British diplomacy in the dock
In 1997, just ten days into office, Labour’s foreign secretary, Robin Cook, issued a new mission statement for the Foreign and Commonwealth Office. He invited its staff to work with the Blair government “in a joint project to make Britain once again a force for good in the world”. He had the grace and political wit to write “once again”. Since then, the phrase – stripped of that crucial qualifier – has been used repeatedly in official publications as if it represented past, present and future reality. In the 1998 Strategic Defence Review, for example, the defence secretary, George Robertson, noted that: “Our forces must also be able to back up our influence as a leading force for good in the world” (the phrase appeared another nine times throughout the document). It also appeared in the 2005 Defence Industrial Strategy. In 2019 Dominic Raab, then foreign secretary, claimed that “Global Britain is leading the world as a force for good”. The “Integrated Review” of 2021 claimed “a renewed commitment to the UK as a force for good in the world”.

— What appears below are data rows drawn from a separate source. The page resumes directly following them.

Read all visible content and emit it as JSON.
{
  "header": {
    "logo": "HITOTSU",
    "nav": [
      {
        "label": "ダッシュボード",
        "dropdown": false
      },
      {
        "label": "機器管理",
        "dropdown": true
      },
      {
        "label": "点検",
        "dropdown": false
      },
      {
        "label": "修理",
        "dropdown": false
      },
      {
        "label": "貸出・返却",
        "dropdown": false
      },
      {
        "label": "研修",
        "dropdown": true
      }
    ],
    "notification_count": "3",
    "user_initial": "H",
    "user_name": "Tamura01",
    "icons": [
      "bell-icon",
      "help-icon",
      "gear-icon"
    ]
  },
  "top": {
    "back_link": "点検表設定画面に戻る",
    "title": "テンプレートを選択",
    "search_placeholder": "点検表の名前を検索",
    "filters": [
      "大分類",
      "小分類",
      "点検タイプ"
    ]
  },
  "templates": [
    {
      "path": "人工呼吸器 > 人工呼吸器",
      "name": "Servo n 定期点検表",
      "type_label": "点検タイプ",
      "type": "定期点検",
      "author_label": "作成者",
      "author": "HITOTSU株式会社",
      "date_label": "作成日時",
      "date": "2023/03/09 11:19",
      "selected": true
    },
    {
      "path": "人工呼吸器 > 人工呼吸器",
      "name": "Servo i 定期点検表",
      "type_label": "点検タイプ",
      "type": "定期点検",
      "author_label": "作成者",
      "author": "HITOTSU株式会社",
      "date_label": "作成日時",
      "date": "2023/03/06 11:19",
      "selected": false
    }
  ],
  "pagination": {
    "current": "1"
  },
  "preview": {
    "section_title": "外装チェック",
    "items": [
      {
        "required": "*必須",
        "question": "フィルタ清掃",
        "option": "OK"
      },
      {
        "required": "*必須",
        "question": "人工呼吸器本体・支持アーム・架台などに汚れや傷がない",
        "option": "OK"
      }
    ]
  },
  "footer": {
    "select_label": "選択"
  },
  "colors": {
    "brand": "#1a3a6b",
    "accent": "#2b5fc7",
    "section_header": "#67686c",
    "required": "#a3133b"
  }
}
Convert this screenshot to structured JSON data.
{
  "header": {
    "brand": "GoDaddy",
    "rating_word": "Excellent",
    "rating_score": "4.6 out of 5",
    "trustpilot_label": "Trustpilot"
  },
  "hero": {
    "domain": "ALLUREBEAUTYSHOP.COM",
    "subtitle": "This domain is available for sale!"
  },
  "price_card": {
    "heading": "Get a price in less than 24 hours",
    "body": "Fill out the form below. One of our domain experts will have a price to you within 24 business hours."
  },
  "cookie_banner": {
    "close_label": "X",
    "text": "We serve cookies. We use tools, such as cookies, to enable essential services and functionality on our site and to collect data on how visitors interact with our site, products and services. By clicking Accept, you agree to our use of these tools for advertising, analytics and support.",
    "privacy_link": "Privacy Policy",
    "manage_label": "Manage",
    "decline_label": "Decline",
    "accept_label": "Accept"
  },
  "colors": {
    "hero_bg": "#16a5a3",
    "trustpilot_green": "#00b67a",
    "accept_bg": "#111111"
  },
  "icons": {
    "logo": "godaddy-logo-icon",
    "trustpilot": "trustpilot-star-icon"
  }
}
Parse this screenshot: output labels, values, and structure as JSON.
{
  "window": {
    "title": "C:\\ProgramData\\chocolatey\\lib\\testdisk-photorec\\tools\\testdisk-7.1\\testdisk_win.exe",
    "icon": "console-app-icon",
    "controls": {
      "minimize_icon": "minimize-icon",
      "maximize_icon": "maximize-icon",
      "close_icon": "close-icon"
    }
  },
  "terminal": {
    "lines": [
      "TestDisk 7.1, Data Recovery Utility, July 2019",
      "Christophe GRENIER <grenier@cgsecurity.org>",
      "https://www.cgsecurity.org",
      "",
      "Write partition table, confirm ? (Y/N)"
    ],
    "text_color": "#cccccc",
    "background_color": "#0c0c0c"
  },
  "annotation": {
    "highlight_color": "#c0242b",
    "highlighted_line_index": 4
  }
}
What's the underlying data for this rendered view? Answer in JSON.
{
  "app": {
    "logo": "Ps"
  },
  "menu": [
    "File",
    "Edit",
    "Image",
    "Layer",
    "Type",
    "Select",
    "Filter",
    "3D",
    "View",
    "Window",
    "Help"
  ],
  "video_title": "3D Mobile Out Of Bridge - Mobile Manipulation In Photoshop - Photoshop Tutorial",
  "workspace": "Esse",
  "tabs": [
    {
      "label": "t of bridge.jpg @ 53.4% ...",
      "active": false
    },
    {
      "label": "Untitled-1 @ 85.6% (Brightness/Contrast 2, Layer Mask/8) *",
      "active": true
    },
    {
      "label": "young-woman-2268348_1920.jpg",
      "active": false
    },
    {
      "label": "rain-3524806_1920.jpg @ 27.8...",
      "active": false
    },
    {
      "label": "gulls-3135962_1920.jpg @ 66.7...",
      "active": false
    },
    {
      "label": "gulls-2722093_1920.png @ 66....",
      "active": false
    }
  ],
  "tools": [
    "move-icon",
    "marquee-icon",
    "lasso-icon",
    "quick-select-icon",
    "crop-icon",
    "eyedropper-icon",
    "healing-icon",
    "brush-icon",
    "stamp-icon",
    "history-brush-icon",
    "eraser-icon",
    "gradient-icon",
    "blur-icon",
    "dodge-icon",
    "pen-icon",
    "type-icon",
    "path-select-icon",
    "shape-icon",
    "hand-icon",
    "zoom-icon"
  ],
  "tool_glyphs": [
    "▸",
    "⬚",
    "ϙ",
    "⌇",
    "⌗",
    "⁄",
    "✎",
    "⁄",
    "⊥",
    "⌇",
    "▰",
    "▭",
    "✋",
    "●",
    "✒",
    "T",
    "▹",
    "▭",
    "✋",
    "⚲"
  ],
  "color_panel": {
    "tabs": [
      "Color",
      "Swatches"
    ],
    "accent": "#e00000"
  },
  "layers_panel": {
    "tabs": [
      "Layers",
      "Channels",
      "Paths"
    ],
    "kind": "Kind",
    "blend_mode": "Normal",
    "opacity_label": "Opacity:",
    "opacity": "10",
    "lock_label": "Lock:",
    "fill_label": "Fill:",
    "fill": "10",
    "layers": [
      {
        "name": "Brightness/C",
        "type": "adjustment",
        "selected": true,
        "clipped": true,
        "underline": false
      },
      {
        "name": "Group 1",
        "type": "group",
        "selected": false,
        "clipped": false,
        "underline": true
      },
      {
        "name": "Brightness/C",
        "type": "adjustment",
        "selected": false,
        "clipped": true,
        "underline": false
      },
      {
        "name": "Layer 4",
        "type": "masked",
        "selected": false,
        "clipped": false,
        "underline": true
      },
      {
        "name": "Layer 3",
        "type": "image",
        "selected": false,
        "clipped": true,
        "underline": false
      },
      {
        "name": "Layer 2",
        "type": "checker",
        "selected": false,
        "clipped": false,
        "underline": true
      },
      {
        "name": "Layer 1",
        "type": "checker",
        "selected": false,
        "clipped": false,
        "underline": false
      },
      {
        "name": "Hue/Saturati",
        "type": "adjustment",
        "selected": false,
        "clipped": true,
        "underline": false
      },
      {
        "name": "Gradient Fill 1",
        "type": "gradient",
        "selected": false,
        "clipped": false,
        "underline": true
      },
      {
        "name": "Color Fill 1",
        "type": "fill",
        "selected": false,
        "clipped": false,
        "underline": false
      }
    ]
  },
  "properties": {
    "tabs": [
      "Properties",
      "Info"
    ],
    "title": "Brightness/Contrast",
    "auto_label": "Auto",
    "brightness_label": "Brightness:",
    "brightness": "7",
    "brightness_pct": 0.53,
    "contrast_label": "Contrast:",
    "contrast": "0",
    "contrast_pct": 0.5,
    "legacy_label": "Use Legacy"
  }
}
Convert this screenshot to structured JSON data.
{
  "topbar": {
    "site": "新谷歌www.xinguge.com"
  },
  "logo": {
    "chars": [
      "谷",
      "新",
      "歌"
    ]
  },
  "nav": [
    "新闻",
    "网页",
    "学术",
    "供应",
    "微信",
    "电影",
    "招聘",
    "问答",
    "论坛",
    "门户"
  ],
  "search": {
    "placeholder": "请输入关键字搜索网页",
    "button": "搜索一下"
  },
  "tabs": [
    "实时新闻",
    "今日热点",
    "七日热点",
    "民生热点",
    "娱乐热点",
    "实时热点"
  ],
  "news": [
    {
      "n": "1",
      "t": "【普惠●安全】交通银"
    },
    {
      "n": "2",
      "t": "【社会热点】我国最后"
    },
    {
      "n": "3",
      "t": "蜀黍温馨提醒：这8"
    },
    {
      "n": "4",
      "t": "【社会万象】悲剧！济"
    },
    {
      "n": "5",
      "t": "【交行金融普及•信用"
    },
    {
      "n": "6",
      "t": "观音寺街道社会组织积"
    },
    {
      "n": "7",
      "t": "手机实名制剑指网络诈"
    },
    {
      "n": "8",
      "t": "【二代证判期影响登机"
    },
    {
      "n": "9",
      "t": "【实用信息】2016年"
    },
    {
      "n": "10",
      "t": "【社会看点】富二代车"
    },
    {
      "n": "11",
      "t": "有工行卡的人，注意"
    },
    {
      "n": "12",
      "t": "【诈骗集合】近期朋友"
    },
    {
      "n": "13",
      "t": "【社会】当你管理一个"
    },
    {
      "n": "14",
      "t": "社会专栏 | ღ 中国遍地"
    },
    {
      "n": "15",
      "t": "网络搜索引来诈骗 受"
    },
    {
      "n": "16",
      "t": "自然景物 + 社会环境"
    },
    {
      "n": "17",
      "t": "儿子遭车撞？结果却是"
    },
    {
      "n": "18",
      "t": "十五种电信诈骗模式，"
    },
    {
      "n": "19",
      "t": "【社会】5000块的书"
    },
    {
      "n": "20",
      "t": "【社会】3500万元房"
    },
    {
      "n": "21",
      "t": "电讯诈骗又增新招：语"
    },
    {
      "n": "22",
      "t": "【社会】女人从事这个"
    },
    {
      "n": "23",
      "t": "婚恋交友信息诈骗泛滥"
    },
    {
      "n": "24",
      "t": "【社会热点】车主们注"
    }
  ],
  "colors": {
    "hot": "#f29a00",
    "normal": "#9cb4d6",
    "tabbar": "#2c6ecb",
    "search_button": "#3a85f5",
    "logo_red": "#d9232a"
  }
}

Arthur Snell, a British diplomat between the late 1990s and 2014, who served in countries such as Iraq, Afghanistan and Yemen, is contemptuous of the idea and the delusions behind it. “Put bluntly,” he writes, “a lot of the bad stuff happening right now is happening because of Britain.” From Kosovo to Brexit, Britain’s role in the world has been a force less for good than for the lamentable and abhorrent. It never stops to ask if it could actually “punch above its weight”, or even whether it should be trying to punch at all. Snell exaggerates the UK’s status in world affairs, but nonetheless offers a lucid rap sheet of egregious errors and self-delusions that have left destruction in their wake.